Há vários pontos a destacar nesses episódios. No caso de Cabral, o PMDB ficou no foco do combate à corrupção. Fica comprometida a tese de que a LavaJato é uma conspiração contra o PT. A defesa de Lula tenta no exterior espalhar essa ideia entre formadores de opinião. A dupla ordem de prisão contra Cabral mostra duas varas federais unidas atuando contra os mesmos suspeitos e da mesma forma. Fica comprometida a ideia de que se o caso saísse das mãos do juiz Sérgio Moro seria mais fácil para os investigados. Durante muito tempo a defesa dos acusados trabalhou pela separação de partes do processo para que fossem levadas para fora de Curitiba.
Isso deveria ser sinal para quem no Congresso tenta aprovar projetos que limitam o trabalho de investigadores e juízes e abrem a possibilidade de anistia para quem fez caixa dois.
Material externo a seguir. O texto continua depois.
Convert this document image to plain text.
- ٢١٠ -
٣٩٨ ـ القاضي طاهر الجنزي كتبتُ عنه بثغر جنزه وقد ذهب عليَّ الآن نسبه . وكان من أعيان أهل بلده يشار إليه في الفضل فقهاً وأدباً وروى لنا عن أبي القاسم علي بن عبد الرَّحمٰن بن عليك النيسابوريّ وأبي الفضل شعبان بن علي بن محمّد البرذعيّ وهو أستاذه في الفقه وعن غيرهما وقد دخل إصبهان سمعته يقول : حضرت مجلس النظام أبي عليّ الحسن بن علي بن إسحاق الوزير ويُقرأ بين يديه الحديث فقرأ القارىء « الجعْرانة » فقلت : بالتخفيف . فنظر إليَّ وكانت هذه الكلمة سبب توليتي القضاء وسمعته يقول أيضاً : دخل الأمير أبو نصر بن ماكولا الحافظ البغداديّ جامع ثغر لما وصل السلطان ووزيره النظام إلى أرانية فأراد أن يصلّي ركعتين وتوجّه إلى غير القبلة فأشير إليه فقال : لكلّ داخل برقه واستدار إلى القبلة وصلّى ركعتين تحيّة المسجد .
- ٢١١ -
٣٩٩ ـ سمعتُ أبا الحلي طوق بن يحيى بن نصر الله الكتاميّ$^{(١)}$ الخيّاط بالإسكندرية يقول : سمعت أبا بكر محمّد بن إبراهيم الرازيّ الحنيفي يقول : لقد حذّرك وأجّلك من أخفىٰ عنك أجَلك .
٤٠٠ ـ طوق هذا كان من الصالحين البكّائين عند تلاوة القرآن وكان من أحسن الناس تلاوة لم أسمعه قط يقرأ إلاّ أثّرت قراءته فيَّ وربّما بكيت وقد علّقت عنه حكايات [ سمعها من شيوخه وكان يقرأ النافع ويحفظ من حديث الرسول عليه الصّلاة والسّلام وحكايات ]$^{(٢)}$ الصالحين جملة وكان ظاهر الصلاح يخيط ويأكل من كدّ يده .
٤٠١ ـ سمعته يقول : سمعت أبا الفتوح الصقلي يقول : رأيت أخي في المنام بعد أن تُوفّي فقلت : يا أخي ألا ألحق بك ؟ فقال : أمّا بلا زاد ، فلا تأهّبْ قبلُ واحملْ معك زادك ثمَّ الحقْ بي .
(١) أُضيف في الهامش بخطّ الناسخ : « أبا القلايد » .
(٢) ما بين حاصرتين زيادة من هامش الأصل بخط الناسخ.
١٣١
Olhem em volta senhores. Este não é um tempo de proteger seus pares. É o momento em que o país decidiu enfrentar com impressionante desassombro o velho vício da corrupção na política. Só o desespero explica a tentativa de pendurar em projeto de combate à corrupção medidas para proteger corruptos.
No meio de tudo isso, uma nota totalmente fora do tom foi a invasão da Câmara dos Deputados por um grupo truculento que subiu na mesa do plenário e gritou pela volta da ditadura. O que está acontecendo no país é a democracia enfrentando velhos problemas nacionais. Será com a liberdade, duramente conquistada, e com as instituições que o país vencerá a crise econômica e os tormentos políticos. Ao contrário de outros manifestantes, que às vezes se exaltam na crítica a um projeto ou na defesa de uma tese, o grupo que foi a Brasília invadir o Legislativo fez a apologia de crime. O projeto era acabar com a própria democracia. A investigação precisa ser profunda, e a punição, rigorosa.